BRICS Bubar, Ancaman Tarif Trump 150% Diklaim Jadi Penyebabnya

JAKARTA – Presiden Negeri Paman Sam Donald Trump mengklaim, bahwa ancamannya untuk menerapkan tarif 150% pada BRICS , sudah pernah menimbulkan blok sektor ekonomi negara tumbuh itu bubar. Diketahui Trump telah berulang kali menuding BRICS mencoba untuk menghancurkan dolar Amerika Serikat .
Kesekian kalinya, Trump menegaskan janjinya untuk memangkas perdagangan dengan anggota blok dunia usaha tersebut, jikalau BRICS bermain-main dengan dolar. Ancaman Trump juga berlaku, bila BRICS melanjutkan rencana pembuatan mata uang bersama.
Sejak terpilih kembali menjadi Presiden Negeri Paman Sam untuk kedua kalinya pada November tahun lalu, Trump kerap melontarkan beberapa ancaman. Ia sebelumnya menyatakan bahwa upaya BRICS untuk menurunkan ketergantungan pada mata uang pihak ketiga pada perdagangan bilateral serta meningkatkan pemanfaatan mata uang nasional sudah menantang dominasi dolar AS.
“Ketika saya masuk, hal pertama yang tersebut saya katakan adalah, setiap negara BRICS yang bahkan menyebutkan penghancuran dolar akan dikenakan tarif 150% … Dan negara-negara BRICS baru semata bubar… Kami belum mendengar kabar dari negara-negara BRICS akhir-akhir ini,” kata Trump pada sebuah pernyataan baru-baru ini seperti dilansir RT.
Trump mengklaim pemerintahan pendahulunya, Joe Biden juga menganggap BRICS sebagai ancaman, tetapi gagal bertindak untuk menghentikannya.

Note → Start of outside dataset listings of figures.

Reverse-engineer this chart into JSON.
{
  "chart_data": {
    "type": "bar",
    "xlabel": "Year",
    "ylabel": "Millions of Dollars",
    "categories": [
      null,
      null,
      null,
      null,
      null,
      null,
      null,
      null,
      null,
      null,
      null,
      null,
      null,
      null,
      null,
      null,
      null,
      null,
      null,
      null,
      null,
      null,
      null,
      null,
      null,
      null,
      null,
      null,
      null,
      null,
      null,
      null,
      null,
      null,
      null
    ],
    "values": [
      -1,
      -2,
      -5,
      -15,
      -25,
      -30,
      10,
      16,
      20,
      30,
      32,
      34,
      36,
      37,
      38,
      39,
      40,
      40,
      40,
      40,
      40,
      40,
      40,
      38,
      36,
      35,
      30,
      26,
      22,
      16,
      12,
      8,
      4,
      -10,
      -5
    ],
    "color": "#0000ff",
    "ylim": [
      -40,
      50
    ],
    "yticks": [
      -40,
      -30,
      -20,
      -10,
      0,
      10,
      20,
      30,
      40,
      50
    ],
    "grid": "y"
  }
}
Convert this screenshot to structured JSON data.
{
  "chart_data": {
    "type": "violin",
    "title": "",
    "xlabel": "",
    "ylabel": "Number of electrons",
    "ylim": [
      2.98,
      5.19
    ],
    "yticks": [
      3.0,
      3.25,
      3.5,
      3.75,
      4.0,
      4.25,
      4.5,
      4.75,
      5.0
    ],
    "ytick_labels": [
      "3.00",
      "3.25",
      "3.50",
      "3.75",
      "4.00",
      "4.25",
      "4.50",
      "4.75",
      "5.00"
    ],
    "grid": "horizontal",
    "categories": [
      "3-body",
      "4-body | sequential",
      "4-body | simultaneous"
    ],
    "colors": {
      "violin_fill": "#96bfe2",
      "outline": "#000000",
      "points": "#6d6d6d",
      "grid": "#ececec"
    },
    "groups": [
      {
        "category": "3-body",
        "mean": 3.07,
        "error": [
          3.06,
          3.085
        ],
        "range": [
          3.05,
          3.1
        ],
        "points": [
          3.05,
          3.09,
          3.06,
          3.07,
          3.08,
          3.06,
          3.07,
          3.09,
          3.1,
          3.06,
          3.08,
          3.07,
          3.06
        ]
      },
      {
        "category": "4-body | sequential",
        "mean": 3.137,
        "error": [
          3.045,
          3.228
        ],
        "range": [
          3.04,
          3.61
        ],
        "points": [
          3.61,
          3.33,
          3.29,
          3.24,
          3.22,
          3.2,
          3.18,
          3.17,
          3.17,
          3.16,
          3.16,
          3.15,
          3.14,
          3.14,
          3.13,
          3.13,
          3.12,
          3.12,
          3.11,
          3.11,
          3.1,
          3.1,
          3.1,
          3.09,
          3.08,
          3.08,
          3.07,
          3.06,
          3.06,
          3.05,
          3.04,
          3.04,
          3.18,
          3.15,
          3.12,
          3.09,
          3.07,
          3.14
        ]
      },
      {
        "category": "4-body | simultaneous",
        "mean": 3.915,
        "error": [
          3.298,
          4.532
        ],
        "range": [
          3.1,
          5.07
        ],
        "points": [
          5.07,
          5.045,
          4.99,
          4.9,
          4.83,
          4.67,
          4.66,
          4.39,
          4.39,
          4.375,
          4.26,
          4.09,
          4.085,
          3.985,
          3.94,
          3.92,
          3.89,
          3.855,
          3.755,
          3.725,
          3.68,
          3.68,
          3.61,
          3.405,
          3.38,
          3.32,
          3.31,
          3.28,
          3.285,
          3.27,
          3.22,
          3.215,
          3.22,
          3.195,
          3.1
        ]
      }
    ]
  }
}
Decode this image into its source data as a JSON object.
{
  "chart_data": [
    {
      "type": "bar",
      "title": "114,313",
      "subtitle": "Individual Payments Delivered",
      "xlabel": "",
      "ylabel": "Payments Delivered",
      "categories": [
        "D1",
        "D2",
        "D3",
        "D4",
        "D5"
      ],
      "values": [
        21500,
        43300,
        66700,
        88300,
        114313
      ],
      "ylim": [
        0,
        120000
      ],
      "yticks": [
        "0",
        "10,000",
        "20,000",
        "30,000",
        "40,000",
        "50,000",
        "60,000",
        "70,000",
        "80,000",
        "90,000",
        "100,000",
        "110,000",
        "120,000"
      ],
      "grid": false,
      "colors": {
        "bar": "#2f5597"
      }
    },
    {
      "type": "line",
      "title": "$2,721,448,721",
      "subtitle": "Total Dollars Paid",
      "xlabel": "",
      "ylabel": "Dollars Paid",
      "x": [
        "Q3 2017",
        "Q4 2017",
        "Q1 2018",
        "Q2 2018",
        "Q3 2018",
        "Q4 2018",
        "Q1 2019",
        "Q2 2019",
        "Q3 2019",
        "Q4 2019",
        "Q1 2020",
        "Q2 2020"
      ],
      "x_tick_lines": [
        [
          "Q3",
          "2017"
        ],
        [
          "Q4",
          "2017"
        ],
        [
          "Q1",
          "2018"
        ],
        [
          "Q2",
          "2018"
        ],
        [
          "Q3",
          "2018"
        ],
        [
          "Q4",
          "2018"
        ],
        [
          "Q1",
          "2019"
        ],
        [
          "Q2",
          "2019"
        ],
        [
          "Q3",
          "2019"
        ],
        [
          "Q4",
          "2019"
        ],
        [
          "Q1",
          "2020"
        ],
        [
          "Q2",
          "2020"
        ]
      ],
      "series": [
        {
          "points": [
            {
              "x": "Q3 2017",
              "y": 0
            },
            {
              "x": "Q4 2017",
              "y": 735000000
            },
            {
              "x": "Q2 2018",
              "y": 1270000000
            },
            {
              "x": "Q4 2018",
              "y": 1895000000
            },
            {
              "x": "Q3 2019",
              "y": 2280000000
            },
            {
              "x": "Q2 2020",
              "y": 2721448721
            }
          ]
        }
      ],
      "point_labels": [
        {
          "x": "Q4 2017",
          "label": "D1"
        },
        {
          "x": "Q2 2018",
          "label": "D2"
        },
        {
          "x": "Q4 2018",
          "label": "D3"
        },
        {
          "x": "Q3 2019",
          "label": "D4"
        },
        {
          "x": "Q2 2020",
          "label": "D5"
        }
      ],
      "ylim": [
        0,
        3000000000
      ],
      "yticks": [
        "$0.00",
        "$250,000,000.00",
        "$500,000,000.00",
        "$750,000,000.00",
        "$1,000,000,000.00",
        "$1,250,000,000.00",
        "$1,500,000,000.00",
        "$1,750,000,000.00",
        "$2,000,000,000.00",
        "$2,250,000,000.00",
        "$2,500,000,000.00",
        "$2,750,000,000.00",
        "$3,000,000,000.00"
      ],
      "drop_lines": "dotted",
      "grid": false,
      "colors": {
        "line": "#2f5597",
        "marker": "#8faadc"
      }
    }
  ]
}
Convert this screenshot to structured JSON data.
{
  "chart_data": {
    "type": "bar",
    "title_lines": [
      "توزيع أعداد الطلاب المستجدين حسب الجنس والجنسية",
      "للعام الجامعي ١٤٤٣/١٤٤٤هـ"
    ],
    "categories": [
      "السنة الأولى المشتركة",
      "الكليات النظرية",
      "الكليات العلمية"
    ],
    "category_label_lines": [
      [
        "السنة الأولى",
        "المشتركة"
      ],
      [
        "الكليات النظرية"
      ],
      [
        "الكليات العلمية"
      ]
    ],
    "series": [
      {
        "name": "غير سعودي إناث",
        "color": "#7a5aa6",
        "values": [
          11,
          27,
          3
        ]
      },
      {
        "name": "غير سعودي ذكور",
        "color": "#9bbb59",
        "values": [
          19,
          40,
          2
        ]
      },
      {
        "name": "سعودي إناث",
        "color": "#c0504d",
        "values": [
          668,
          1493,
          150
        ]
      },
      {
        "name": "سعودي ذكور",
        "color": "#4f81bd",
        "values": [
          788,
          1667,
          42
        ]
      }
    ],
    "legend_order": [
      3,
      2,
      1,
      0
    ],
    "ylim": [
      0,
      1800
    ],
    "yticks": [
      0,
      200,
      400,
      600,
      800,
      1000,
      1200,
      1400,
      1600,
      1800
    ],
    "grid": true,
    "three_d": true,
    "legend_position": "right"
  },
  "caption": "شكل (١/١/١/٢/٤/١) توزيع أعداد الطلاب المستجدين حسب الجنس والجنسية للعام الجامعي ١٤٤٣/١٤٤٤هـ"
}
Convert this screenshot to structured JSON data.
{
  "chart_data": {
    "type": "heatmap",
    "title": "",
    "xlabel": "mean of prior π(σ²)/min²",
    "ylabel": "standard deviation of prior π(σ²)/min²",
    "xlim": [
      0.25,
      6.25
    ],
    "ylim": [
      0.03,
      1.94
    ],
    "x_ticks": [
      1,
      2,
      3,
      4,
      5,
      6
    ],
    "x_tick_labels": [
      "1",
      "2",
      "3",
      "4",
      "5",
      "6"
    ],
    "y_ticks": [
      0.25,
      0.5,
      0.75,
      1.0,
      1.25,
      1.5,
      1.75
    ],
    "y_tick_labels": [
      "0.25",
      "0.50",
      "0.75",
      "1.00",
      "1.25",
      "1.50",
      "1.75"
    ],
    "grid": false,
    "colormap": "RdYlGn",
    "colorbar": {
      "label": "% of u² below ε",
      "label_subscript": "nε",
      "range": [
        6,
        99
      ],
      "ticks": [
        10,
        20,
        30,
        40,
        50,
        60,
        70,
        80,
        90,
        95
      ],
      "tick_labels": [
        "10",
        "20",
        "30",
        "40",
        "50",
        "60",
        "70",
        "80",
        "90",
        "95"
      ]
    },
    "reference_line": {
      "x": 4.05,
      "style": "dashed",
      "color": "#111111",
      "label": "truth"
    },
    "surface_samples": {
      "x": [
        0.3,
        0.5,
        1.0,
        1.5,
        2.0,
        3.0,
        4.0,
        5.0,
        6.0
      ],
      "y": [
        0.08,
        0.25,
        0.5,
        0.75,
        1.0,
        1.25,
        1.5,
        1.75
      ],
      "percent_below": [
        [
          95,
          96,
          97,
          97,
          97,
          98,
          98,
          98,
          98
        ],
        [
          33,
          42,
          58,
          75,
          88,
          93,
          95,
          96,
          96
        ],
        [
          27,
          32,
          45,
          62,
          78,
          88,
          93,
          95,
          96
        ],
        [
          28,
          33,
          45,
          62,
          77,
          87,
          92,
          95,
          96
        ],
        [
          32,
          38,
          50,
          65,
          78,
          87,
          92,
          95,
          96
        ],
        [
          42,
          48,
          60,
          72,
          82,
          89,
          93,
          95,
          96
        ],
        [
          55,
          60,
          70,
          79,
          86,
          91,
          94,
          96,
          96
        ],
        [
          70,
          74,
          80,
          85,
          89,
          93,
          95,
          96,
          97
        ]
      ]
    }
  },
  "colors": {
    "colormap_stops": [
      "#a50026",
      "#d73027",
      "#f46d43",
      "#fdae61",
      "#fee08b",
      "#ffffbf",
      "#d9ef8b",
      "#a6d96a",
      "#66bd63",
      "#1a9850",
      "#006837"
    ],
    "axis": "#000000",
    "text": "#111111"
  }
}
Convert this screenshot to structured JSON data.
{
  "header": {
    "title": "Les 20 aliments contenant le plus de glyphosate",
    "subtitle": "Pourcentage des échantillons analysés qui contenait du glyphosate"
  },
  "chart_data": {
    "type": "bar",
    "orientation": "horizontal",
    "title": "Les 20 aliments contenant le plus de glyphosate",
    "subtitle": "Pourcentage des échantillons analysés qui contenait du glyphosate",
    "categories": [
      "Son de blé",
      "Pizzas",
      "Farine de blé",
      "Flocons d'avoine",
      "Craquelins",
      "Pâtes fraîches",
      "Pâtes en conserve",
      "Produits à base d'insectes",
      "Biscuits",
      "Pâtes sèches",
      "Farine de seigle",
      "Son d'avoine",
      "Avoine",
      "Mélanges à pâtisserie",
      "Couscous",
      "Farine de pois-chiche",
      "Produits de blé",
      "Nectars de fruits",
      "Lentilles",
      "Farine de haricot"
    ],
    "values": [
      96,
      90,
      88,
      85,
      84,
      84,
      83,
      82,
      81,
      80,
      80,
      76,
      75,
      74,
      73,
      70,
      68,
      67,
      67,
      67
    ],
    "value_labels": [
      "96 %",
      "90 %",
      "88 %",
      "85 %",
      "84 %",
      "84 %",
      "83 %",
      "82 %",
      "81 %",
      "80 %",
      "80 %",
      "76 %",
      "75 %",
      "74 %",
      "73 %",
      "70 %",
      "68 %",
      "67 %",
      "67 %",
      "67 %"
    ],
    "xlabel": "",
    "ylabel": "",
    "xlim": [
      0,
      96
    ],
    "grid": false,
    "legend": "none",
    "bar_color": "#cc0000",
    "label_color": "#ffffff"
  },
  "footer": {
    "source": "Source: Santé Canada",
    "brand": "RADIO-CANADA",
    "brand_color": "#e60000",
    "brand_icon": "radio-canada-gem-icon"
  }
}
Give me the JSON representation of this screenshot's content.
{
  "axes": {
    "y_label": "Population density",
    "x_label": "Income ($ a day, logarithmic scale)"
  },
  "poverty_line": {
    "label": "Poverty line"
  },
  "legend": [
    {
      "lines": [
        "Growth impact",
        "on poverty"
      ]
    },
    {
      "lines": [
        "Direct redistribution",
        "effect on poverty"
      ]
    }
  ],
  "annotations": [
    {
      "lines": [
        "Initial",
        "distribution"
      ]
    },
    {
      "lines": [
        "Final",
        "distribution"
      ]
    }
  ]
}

Namun, beliau mengklaim bahwa satu ancaman darinya membalikkan keadaan.
Mereka berkata, bagaimana dengan negara-negara BRICS? Mereka akan mengambil alih dolar, kekuatan dolar. Mereka akan menciptakan mata uang baru untuk menguasai dunia. “Saya berkata, tidak, merekan tidak… Beri tahu merekan tarif 150%. Plus, kami bukan akan berbisnis dengan mereka,” kata Trump, meninggal taruhannya pada ancaman tarifnya, yang tersebut sebelumnya 100%.
Seperti diketahui BRICS, yang tersebut ketika ini mempunyai satu puluh anggota dan juga menyumbang sekitar 36% dari Pendapatan Domestik Bruto global, sudah meningkatkan upaya untuk menghurangi ketergantungan pada mata uang Barat pada perdagangan bilateral sejak beberapa tahun terakhir.
Terutama pasca Barat memiliki target Rusia dengan segudang sanksi menyusul eskalasi konflik negara Ukraina pada tahun 2022, yang digunakan secara efektif menendang negara itu dari sistem keuangan Barat.
Sementara itu sudah muncul prakiraan tentang mata uang BRICS di beberapa tahun terakhir, walaupun sebagian besar negara anggota membantah membahasnya. Namun, anggota BRICS telah lama meningkatkan pemakaian mata uang nasional untuk melindungi kepentingan mereka serta menciptakan perdagangan antar mitra lebih banyak mudah.